Tengo una cierta querencia, que aparece en mis otras novelas, por los gigantes. En mi novela La fiesta del oso hay un gigante que aparece en las montañas del Pirineo, en la Sierra Madre en Veracruz. Tengo también una historia para niños que se llama Noviembre y febrerito sobre una familia de gigantes y aparece una persona de tamaño normal. Estas tribus tienen que ver con mi cosmogonía personal.
Me gustaría ir transitando por la vida, rodeado de los hijos del volcán, de una tribu de estas dimensiones, de esta disciplina y de esta manera que tenían de ver la vida muy elemental. De pronto me sentiría bastante protegido en medio de ellos. Quizá la idea de inventar esta tribu, puesto que estamos hablando de una obra de ficción, es que me gustaría que existiera en las faldas de este volcán los hijos del volcán.
—Tú naciste en la La Portuguesa, en Veracruz, al igual que Tikú, el personaje central. ¿Qué tanto de tu infancia empleaste para alimentar tu novela?
—Mucho, mucho, todas las jerarquías en la plantación de café. Desde que era muy pequeño me di cuenta de esta injusticia atroz que vivimos en México. Es una injusticia especial que compartimos con muchos países latinoamericanos, porque la desigualdad económica existe en muchos países, pero en México tiene la particularidad de que tiene que ver con la diferencia del aspecto de las personas.
Si tienes un aspecto indígena tendrás muchas menos oportunidades de todo tipo, económicas, profesionales, sociales, que si naces con un aspecto más o menos europeo. Si naces europeo tendrás más oportunidades aún cuando seas más tonto que tu colega indígena que no va a tener ninguna oportunidad.
Este es el gran problema de nuestro país y me parece una atrocidad. Cuando era niño viví esto de manera muy intensa. Era parte de la zona privilegiada de una parte del país, donde la gente vive sin ningún privilegio. No quiero decir que tuviera muchos privilegios, no teníamos demasiado, éramos una familia de clase media, pero en comparación con las personas de las que nos rodeábamos, éramos unos privilegiados. En lugar de sentirme privilegiado, siempre me sentí muy mal con esta situación y probablemente durante varios libros y específicamente en este, estoy tratando de exorcizar ese demonio.
Esta situación toda la vida, desde niño, me ha hecho sentir muy mal y es algo en lo que pienso todo el tiempo. Cada que se habla de los problemas de México, que son muchos, estoy seguro que el problema central es este, la desigualdad a partir del aspecto que tienes. Me parece una cosa monstruosa y que llevará muchos siglos para lograr armonizar estos dos mundos.
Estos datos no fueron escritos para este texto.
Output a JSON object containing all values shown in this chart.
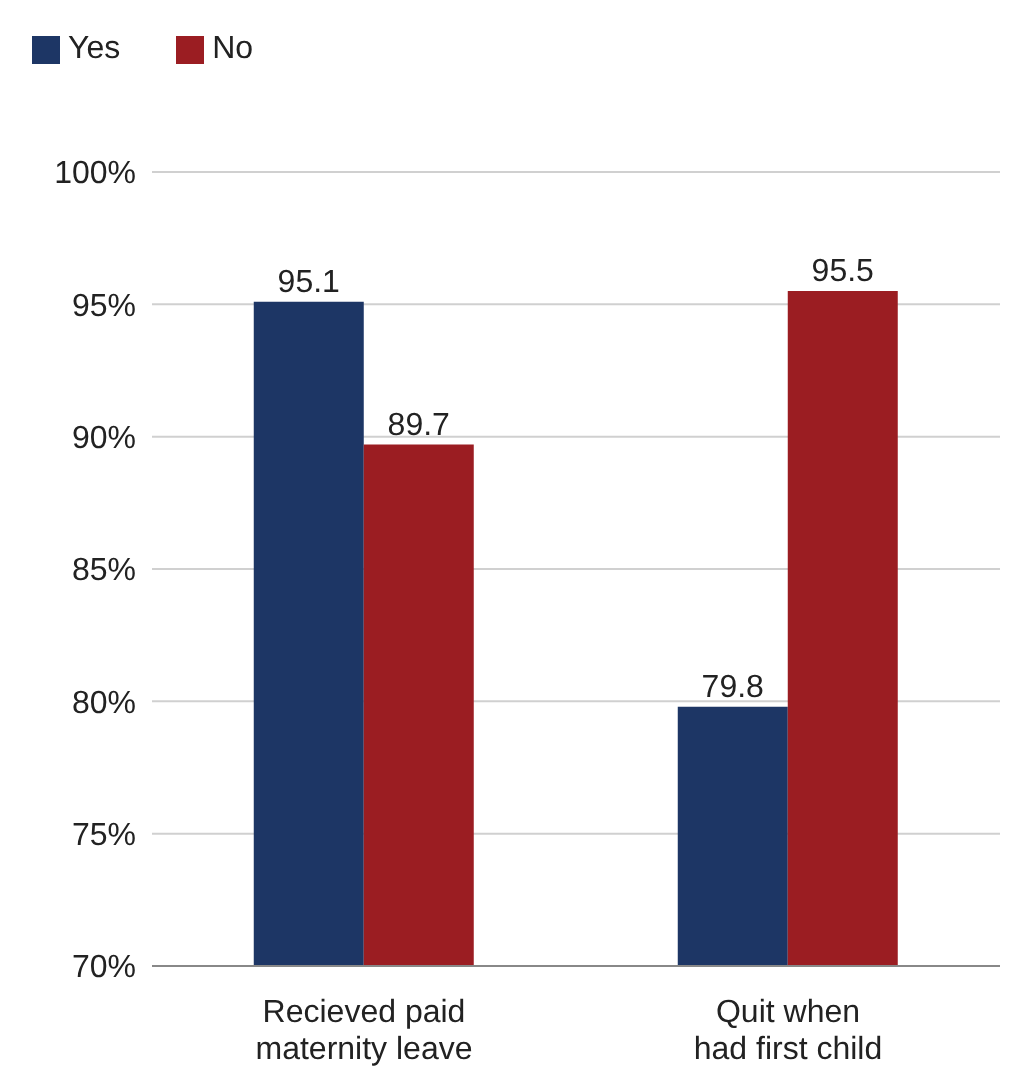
{
  "chart_data": {
    "type": "bar",
    "categories": [
      "Recieved paid\nmaternity leave",
      "Quit when\nhad first child"
    ],
    "series": [
      {
        "name": "Yes",
        "color": "#1d3665",
        "values": [
          95.1,
          79.8
        ]
      },
      {
        "name": "No",
        "color": "#9b1d22",
        "values": [
          89.7,
          95.5
        ]
      }
    ],
    "ylim": [
      70,
      100
    ],
    "yticks": [
      {
        "value": 70,
        "label": "70%"
      },
      {
        "value": 75,
        "label": "75%"
      },
      {
        "value": 80,
        "label": "80%"
      },
      {
        "value": 85,
        "label": "85%"
      },
      {
        "value": 90,
        "label": "90%"
      },
      {
        "value": 95,
        "label": "95%"
      },
      {
        "value": 100,
        "label": "100%"
      }
    ],
    "grid": "y",
    "legend": "top left",
    "data_labels": true
  }
}
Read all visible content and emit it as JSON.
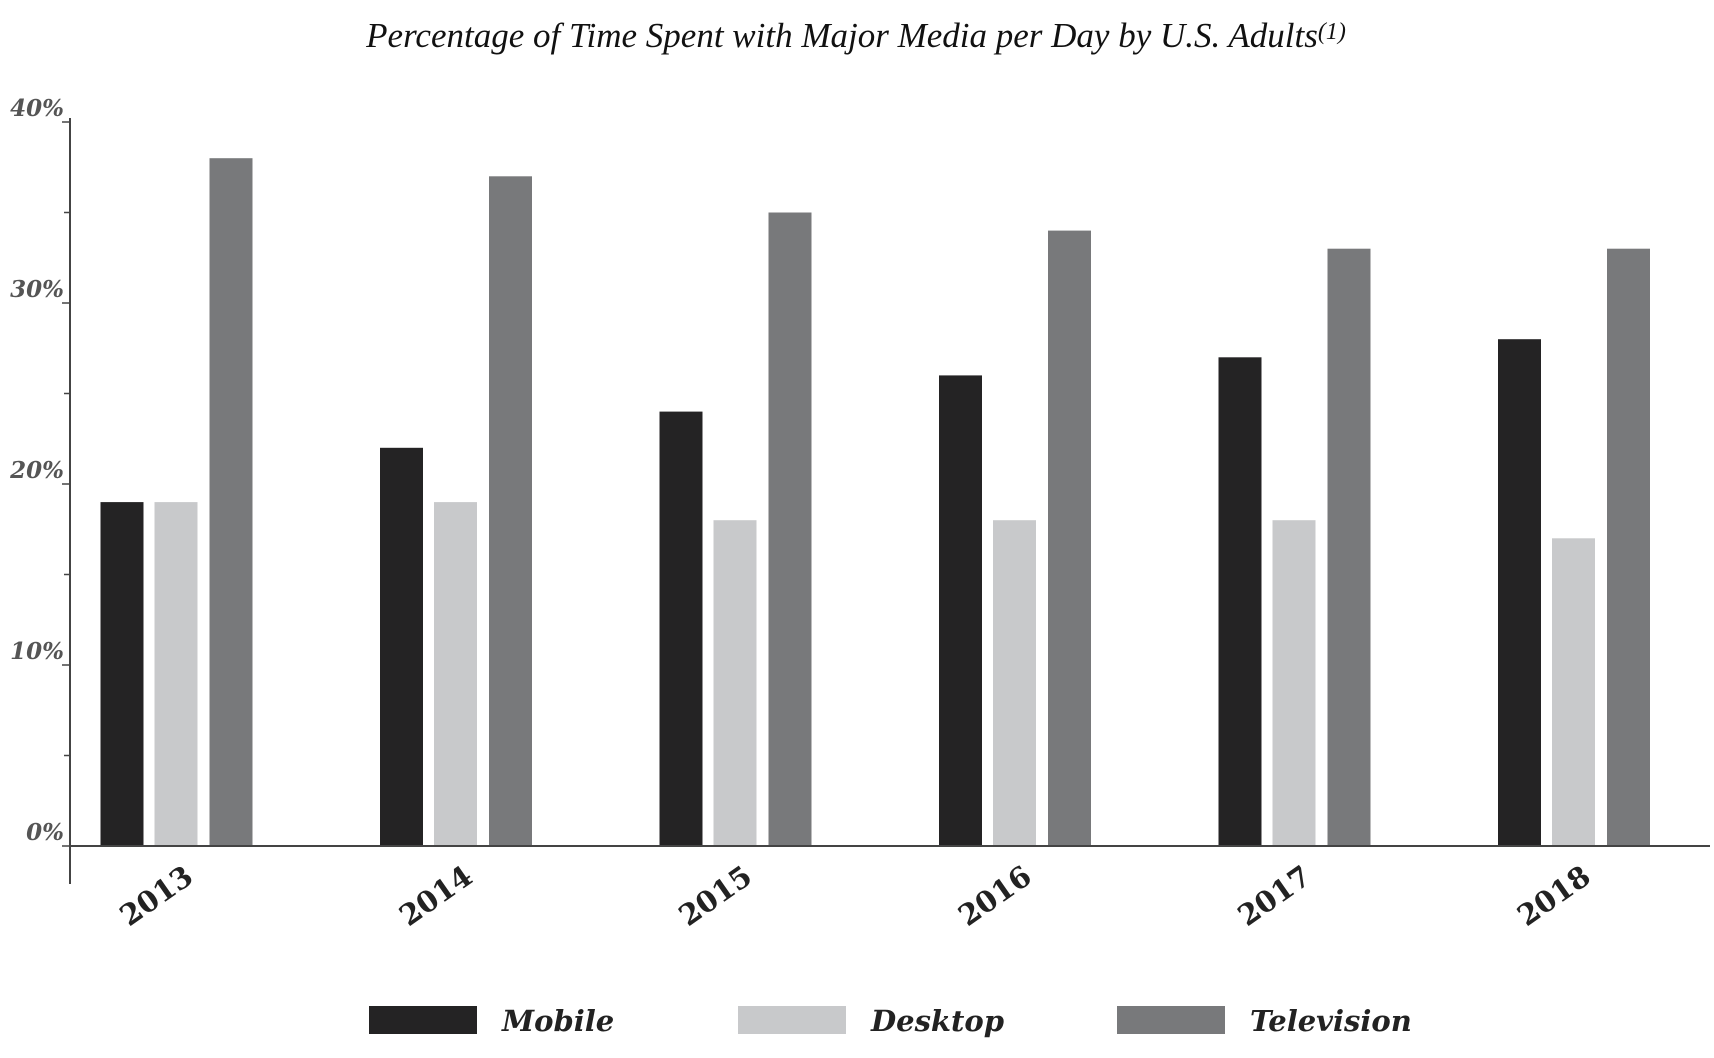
{
  "chart_data": {
    "type": "bar",
    "title": "Percentage of Time Spent with Major Media per Day by U.S. Adults",
    "title_footnote": "(1)",
    "xlabel": "",
    "ylabel": "",
    "categories": [
      "2013",
      "2014",
      "2015",
      "2016",
      "2017",
      "2018"
    ],
    "series": [
      {
        "name": "Mobile",
        "color": "#242324",
        "values": [
          19,
          22,
          24,
          26,
          27,
          28
        ]
      },
      {
        "name": "Desktop",
        "color": "#c8c9cb",
        "values": [
          19,
          19,
          18,
          18,
          18,
          17
        ]
      },
      {
        "name": "Television",
        "color": "#78797b",
        "values": [
          38,
          37,
          35,
          34,
          33,
          33
        ]
      }
    ],
    "ylim": [
      0,
      40
    ],
    "y_major_ticks": [
      0,
      10,
      20,
      30,
      40
    ],
    "y_tick_labels": [
      "0%",
      "10%",
      "20%",
      "30%",
      "40%"
    ],
    "y_minor_step": 5,
    "grid": false,
    "legend_position": "bottom-center"
  }
}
El país va a dos velocidades, esta velocidad del siglo XXI que vemos en la Ciudad de México, en Monterrey, en Guadalajara, en Tijuana, en Puebla, y luego esta zona del siglo XVI donde nací y sigue igual.
Hay muchos siglos de diferencia no solamente porque son zonas sin elevadores, sin automóviles, sin teléfonos móviles, sin red de internet, sino también por los usos y costumbres.
—Por último, Jordi, cuál cree que sea el principal obstáculo que enfrentan los personajes en la novela.
—Es un obstáculo que va en dos direcciones. Los que han nacido en este círculo de miseria y tratan de salir de él, y lo tienen muy complicado; y los que han nacido en el círculo de los privilegios que tienen muy complicado explicar que quieren ayudar.
Por ejemplo, el dueño de la plantación de café en la novela ayuda a Tikú. Pertenece a un sistema de caciques de toda esa región y por más que quiere ayudarlos, que es distinto y tiene preocupación por los trabajadores de su cafetal, los trabajadores lo ven como un explotador igual que los demás. La tragedia es doble: la de los oprimidos y la de los opresores.
Esas son las dos fuerzas contrapuestas que articulan esta novela. La de los que tienen y la de los que no tienen, pero ninguno de los dos no acaba de establecer su discurso y el destino que quisieran. Quizás esta novela es justamente el choque, la colisión entre estos dos mundos que existen en México.